Wednesday, February 5, 2014

On the unexpected

As of today, my stay in Mali is halfway over.  In just a little over three more weeks, we head back to Bamako to wing our way home to the frozen tundra of the United States. :) Honestly, I'm trying not to think about it.  It sometimes feels like I just got here - I can't wrap my head around leaving!  I can only focus on today, right here, this moment.

In other words, I'm getting pretty good at being an African. ;)

I really had no expectations for this trip.  I had no idea why God told me to come to Mali, so I've been surprised and excited by everything He's shown me here.  I don't have an agenda; I don't have a program; I don't have any (or at least not many) preconceived notions.  I'm just here to learn.  And God has taken me off-guard in so many wonderful, unexpected ways.
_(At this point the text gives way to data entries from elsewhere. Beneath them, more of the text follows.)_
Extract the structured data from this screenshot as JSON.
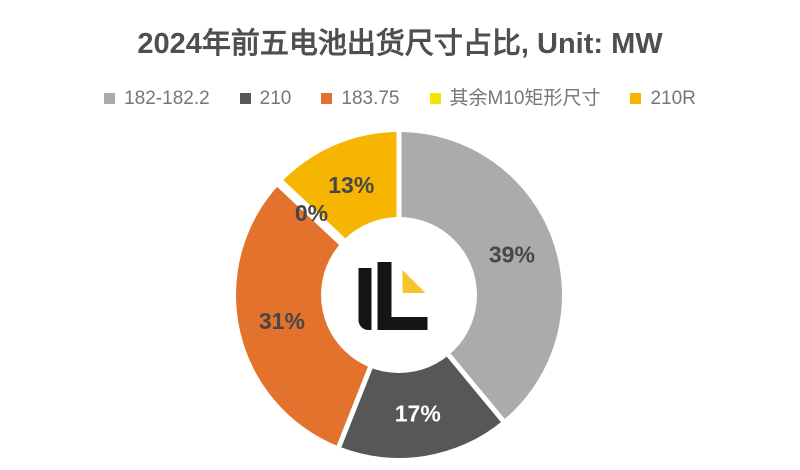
{
  "title": "2024年前五电池出货尺寸占比, Unit: MW",
  "background": "#FFFFFF",
  "legend": {
    "items": [
      {
        "label": "182-182.2",
        "color": "#ABABAB"
      },
      {
        "label": "210",
        "color": "#575757"
      },
      {
        "label": "183.75",
        "color": "#E3722C"
      },
      {
        "label": "其余M10矩形尺寸",
        "color": "#F2E500"
      },
      {
        "label": "210R",
        "color": "#F5B500"
      }
    ]
  },
  "chart_data": {
    "type": "pie",
    "subtype": "donut",
    "title": "2024年前五电池出货尺寸占比, Unit: MW",
    "unit": "MW",
    "start_angle_deg": 0,
    "direction": "clockwise",
    "legend_position": "top",
    "categories": [
      "182-182.2",
      "210",
      "183.75",
      "其余M10矩形尺寸",
      "210R"
    ],
    "values": [
      39,
      17,
      31,
      0,
      13
    ],
    "percent_labels": [
      "39%",
      "17%",
      "31%",
      "0%",
      "13%"
    ],
    "colors": [
      "#ABABAB",
      "#575757",
      "#E3722C",
      "#F2E500",
      "#F5B500"
    ],
    "percent_label_colors": [
      "#474747",
      "#FFFFFF",
      "#474747",
      "#474747",
      "#474747"
    ],
    "inner_radius_ratio": 0.48,
    "gap_color": "#FFFFFF",
    "center_logo": "infolink-IL-logo"
  },
  "logo": {
    "bar_color": "#151515",
    "triangle_color": "#F6C52E"
  }
}
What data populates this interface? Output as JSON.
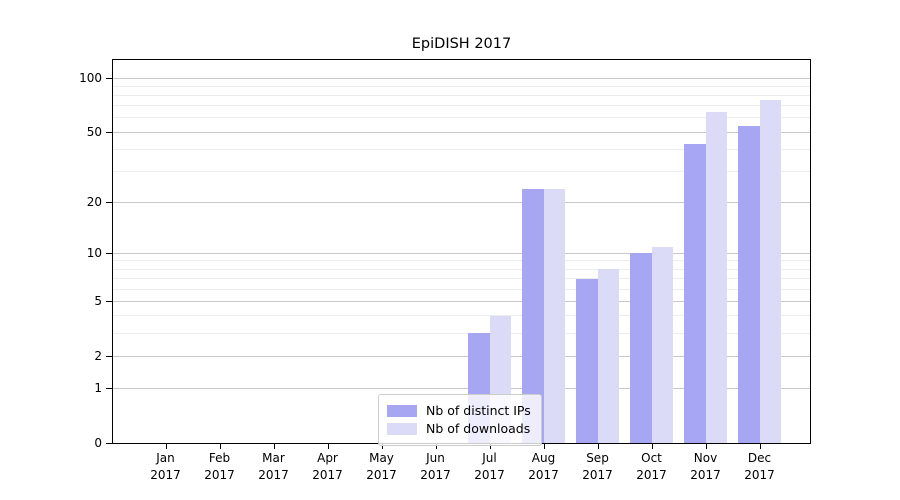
{
  "title": "EpiDISH 2017",
  "chart_data": {
    "type": "bar",
    "title": "EpiDISH 2017",
    "categories": [
      "Jan 2017",
      "Feb 2017",
      "Mar 2017",
      "Apr 2017",
      "May 2017",
      "Jun 2017",
      "Jul 2017",
      "Aug 2017",
      "Sep 2017",
      "Oct 2017",
      "Nov 2017",
      "Dec 2017"
    ],
    "series": [
      {
        "name": "Nb of distinct IPs",
        "color": "#a6a6f2",
        "values": [
          0,
          0,
          0,
          0,
          0,
          0,
          3,
          24,
          7,
          10,
          43,
          54
        ]
      },
      {
        "name": "Nb of downloads",
        "color": "#dbdbf8",
        "values": [
          0,
          0,
          0,
          0,
          0,
          0,
          4,
          24,
          8,
          11,
          65,
          76
        ]
      }
    ],
    "yscale": "log1p",
    "ylim": [
      0,
      126
    ],
    "yticks_labeled": [
      100,
      50,
      20,
      10,
      5,
      2,
      1,
      0
    ],
    "yticks_minor": [
      3,
      4,
      6,
      7,
      8,
      9,
      30,
      40,
      60,
      70,
      80,
      90
    ],
    "grid": true,
    "legend_position": "inside-bottom-center",
    "xlabel": "",
    "ylabel": ""
  },
  "legend": {
    "entries": [
      "Nb of distinct IPs",
      "Nb of downloads"
    ]
  },
  "colors": {
    "bar_distinct_ips": "#a6a6f2",
    "bar_downloads": "#dbdbf8",
    "grid_major": "#c8c8c8",
    "grid_minor": "#ededed",
    "axis": "#000000",
    "legend_border": "#cccccc",
    "background": "#ffffff"
  }
}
For instance, just last night I was able to pay my second visit to the village of Leleni.  It's 25 [very bumpy] kilometers out of town and is only accessible via roads mostly indistinguishable to the American eye.   Three thousand people live in this village; six of them are Christians.  The amazing part is that it seems so hidden.  You drive along these bumpy, dusty, twisty roads, not seeing any humans for kilometers on end and suddenly boom - 3,000 souls right smack-dab in the middle of the bush.  It makes me wonder how many more of these villages are hidden away on roads I can't see, and whether anyone is reaching them, teaching them, or even just praying for them.  That's not something we see in America, these places that have simply never heard the gospel.  We take it for granted that there is a church in every town and that most people have at least heard of the Christian God.  That's just not the case here.  And it's overwhelming to look out at the scrubland and realize that there are people hidden out there, dying every single day, never hearing that Jesus loves them and died for them.
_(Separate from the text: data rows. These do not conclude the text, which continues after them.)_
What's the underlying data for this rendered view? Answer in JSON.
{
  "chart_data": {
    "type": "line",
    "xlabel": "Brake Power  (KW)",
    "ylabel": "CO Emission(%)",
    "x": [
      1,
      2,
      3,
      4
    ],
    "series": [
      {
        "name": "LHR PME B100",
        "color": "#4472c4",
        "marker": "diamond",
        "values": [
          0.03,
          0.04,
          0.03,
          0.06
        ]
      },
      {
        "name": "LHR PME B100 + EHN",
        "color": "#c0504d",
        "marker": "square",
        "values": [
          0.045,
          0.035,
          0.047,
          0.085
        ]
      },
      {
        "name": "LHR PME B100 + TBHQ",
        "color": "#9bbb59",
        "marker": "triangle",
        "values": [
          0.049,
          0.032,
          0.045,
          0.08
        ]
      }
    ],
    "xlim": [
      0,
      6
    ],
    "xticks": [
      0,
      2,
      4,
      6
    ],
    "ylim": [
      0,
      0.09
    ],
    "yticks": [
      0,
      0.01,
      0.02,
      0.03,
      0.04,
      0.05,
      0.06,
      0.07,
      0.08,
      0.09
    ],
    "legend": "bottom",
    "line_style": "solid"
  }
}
Another unexpected lesson I've had is a little more, shall we say, controversial.  Yet I feel that this is one of my biggest takeaways from this trip so far and has to be said.  Many people, when they talk about having taken a trip like this one, tell of how their trip made them realize just how blessed we are to live in a place like America.  God has been so good to us, they say, to let us live in a place with so many conveniences and luxuries that we take for granted.

I beg to differ on that.

Are we really so blessed?  Have all our conveniences and commonplace luxuries made us blessed - or spoiled?  
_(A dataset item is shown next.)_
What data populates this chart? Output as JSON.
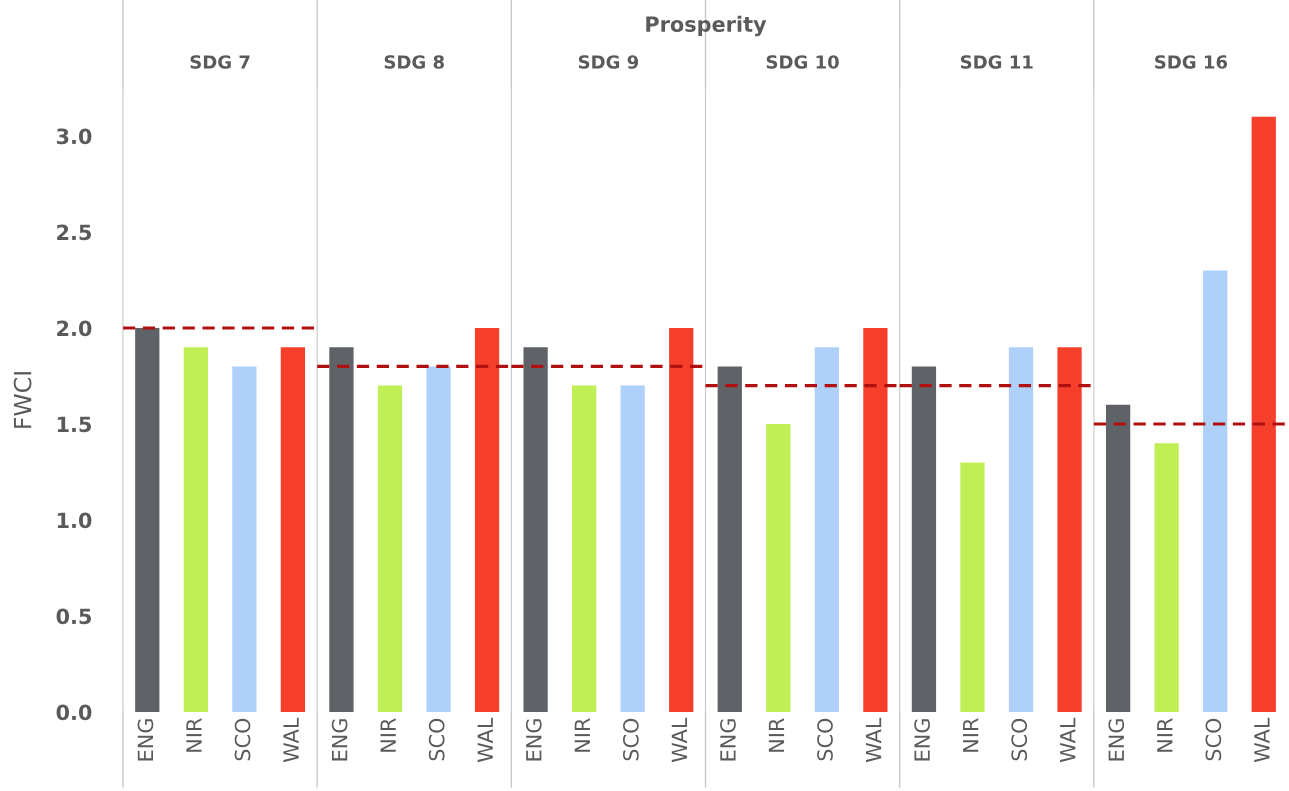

Could we really learn to thrive - without complaining - with no running water in our homes and not even the option of electricity?  Could we be thankful for dirty vegetables, buggy grains, and dog meat?  When was the last time we greeted a complete stranger and asked after their health, their spouse, their children, their village, and their work?  When did we last make tea and carry it over to our neighbor's house, with no expectations and no desire for reciprocation?  Do we ever find joy in helping a total stranger learn our language?  And has it ever just made your day to wave at someone whose skin is a different color from yours?

I'm not saying we should all be Africans, and I'm not saying I've mastered all this perfectly.  All I am saying is that there is no need to insult people in "developing" countries by pitying them.  Instead, it might do us in the "developed" nations a whole world of good to humble ourselves and learn from these beautiful people instead of trying to be their saviors.